Simulation Exercise

By: Mohammed Teslim
5/10/22

Overview

The central limit theorem is known to be one of the pillars of statistical inference. The theorem enables us to visualize or at least know more about the distribution of statistics, albeit, we can only lay our hands on one. What this means in simple terms is that we can learn about distribution of statistics (e.g mean) of identically independent samples from our population even though we only have one - which is our sample statistic. This report intends to investigate the exponential distribution in R and compare it with the central limit theorem.

Simulations

To explore the exponential distribution, we simulate with a sample size of 40 and lambda of 0.2. This simulation shall be ran a thousand times so the distribution of the means can be visualized.

mns <- vector("double", 1000)
for (i in 1 : 1000){
    mns[[i]] <- mean(rexp(40,0.2))}

As can be seen above, an empty vector of length 1000 and class doubles was created to store the means of each simulation. A for loop is utilized to iterate over each number from 1 to 1000 by which the mean of each simulation is stored.

standard_devs <- vector("double", 1000)
for (i in 1 : 1000){
    standard_devs[[i]] <- sd(rexp(40,0.2))}

Similar thing is done to assess how variable the samples. The standard deviation for each sample is stored in the vector called standard_devs and ran a thousand times, using similiar iteration technique as above.

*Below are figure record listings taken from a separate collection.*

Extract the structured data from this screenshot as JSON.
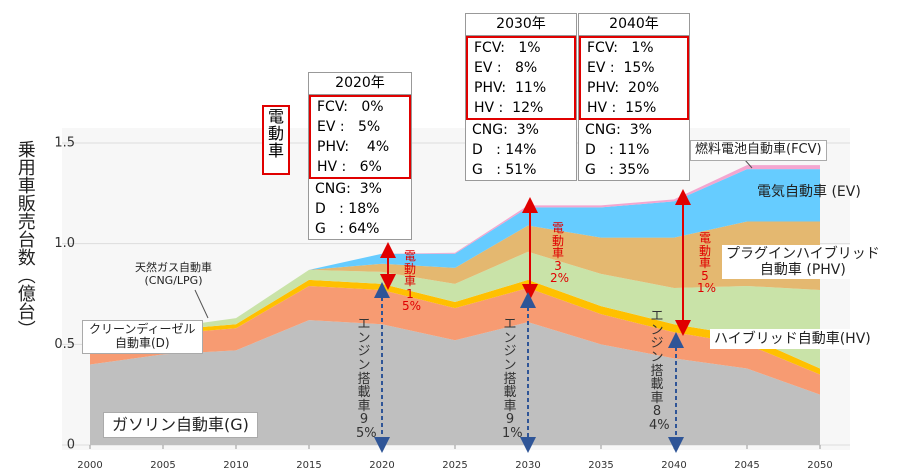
{
  "chart_data": {
    "type": "area",
    "stacked": true,
    "y_label": "乗用車販売台数（億台）",
    "x": [
      2000,
      2005,
      2010,
      2015,
      2020,
      2025,
      2030,
      2035,
      2040,
      2045,
      2050
    ],
    "xlim": [
      2000,
      2050
    ],
    "xticks": [
      2000,
      2005,
      2010,
      2015,
      2020,
      2025,
      2030,
      2035,
      2040,
      2045,
      2050
    ],
    "ylim": [
      0,
      1.5
    ],
    "yticks": [
      0,
      0.5,
      {
        "value": 1,
        "label": "1.0"
      },
      1.5
    ],
    "series": [
      {
        "name": "ガソリン自動車(G)",
        "color": "#bfbfbf",
        "values": [
          0.4,
          0.45,
          0.47,
          0.62,
          0.6,
          0.52,
          0.61,
          0.5,
          0.43,
          0.38,
          0.25
        ]
      },
      {
        "name": "クリーンディーゼル\n自動車(D)",
        "color": "#f79b72",
        "values": [
          0.1,
          0.1,
          0.11,
          0.17,
          0.17,
          0.16,
          0.17,
          0.15,
          0.13,
          0.12,
          0.1
        ]
      },
      {
        "name": "天然ガス自動車\n(CNG/LPG)",
        "color": "#ffc000",
        "values": [
          0.01,
          0.02,
          0.02,
          0.03,
          0.03,
          0.03,
          0.04,
          0.04,
          0.04,
          0.04,
          0.03
        ]
      },
      {
        "name": "ハイブリッド自動車(HV)",
        "color": "#c9e3a8",
        "values": [
          0,
          0.01,
          0.03,
          0.05,
          0.06,
          0.09,
          0.14,
          0.16,
          0.18,
          0.25,
          0.39
        ]
      },
      {
        "name": "プラグインハイブリッド\n自動車 (PHV)",
        "color": "#e4b870",
        "values": [
          0,
          0,
          0,
          0,
          0.04,
          0.08,
          0.13,
          0.18,
          0.25,
          0.32,
          0.34
        ]
      },
      {
        "name": "電気自動車 (EV)",
        "color": "#66ccff",
        "values": [
          0,
          0,
          0,
          0,
          0.05,
          0.07,
          0.09,
          0.15,
          0.18,
          0.26,
          0.26
        ]
      },
      {
        "name": "燃料電池自動車(FCV)",
        "color": "#f4a6d0",
        "values": [
          0,
          0,
          0,
          0,
          0,
          0.005,
          0.01,
          0.01,
          0.01,
          0.02,
          0.02
        ]
      }
    ],
    "electric_label": "電動車",
    "boxes": [
      {
        "title": "2020年",
        "rows": [
          "FCV:   0%",
          "EV :   5%",
          "PHV:    4%",
          "HV :   6%",
          "CNG:  3%",
          "D   : 18%",
          "G   : 64%"
        ]
      },
      {
        "title": "2030年",
        "rows": [
          "FCV:   1%",
          "EV :   8%",
          "PHV:  11%",
          "HV :  12%",
          "CNG:  3%",
          "D   : 14%",
          "G   : 51%"
        ]
      },
      {
        "title": "2040年",
        "rows": [
          "FCV:   1%",
          "EV :  15%",
          "PHV:  20%",
          "HV :  15%",
          "CNG:  3%",
          "D   : 11%",
          "G   : 35%"
        ]
      }
    ],
    "electric_shares": [
      "電動車\n15%",
      "電動車\n32%",
      "電動車\n51%"
    ],
    "engine_shares": [
      "エンジン搭載車\n95%",
      "エンジン搭載車\n91%",
      "エンジン搭載車\n84%"
    ]
  }
}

Sample Mean versus Theoretical mean

The theoretical mean for an exponential distribution is \(1/lambda\). Lambda here is 0.2, so 1/0.2 equals 5.

hist(mns, main = "Distribution of 1000 averages")

From the figure above, we can see that the distribution is centered around 5 which is the theoretical mean, which is in keeping with the central limit theorem.

Sample Variance versus Theoretical variance.

The theoretical standard deviation for this distribution is also \(1/lambda\). Lambda here is 0.2, so 1/0.2 equals 5 which is the theoretical standard deviation.

hist(standard_devs, main = "Distribution of 1000 SDs")

According to the central limit theorem, it is expected that a distribution of standard deviations should be centered around the population standard deviation, in this case, the theoretical standard deviation. That is exactly what we see here with the distribution centered around 5 as calculated.

Distribution

We compare two distributions; a distribution of a large sample size and a distribution of averages.

hist(rexp(1000, 0.2), main = "Histogram of one sample of size 1000")

hist(mns, main = "Distribution of 1000 averages")

From the figures, we can see the distribution of a large sample size is not normal (it is not centered around any particular value), however the distribution of the averages is essentially normal (centered around the population mean), thus further confirming the central limit theorem.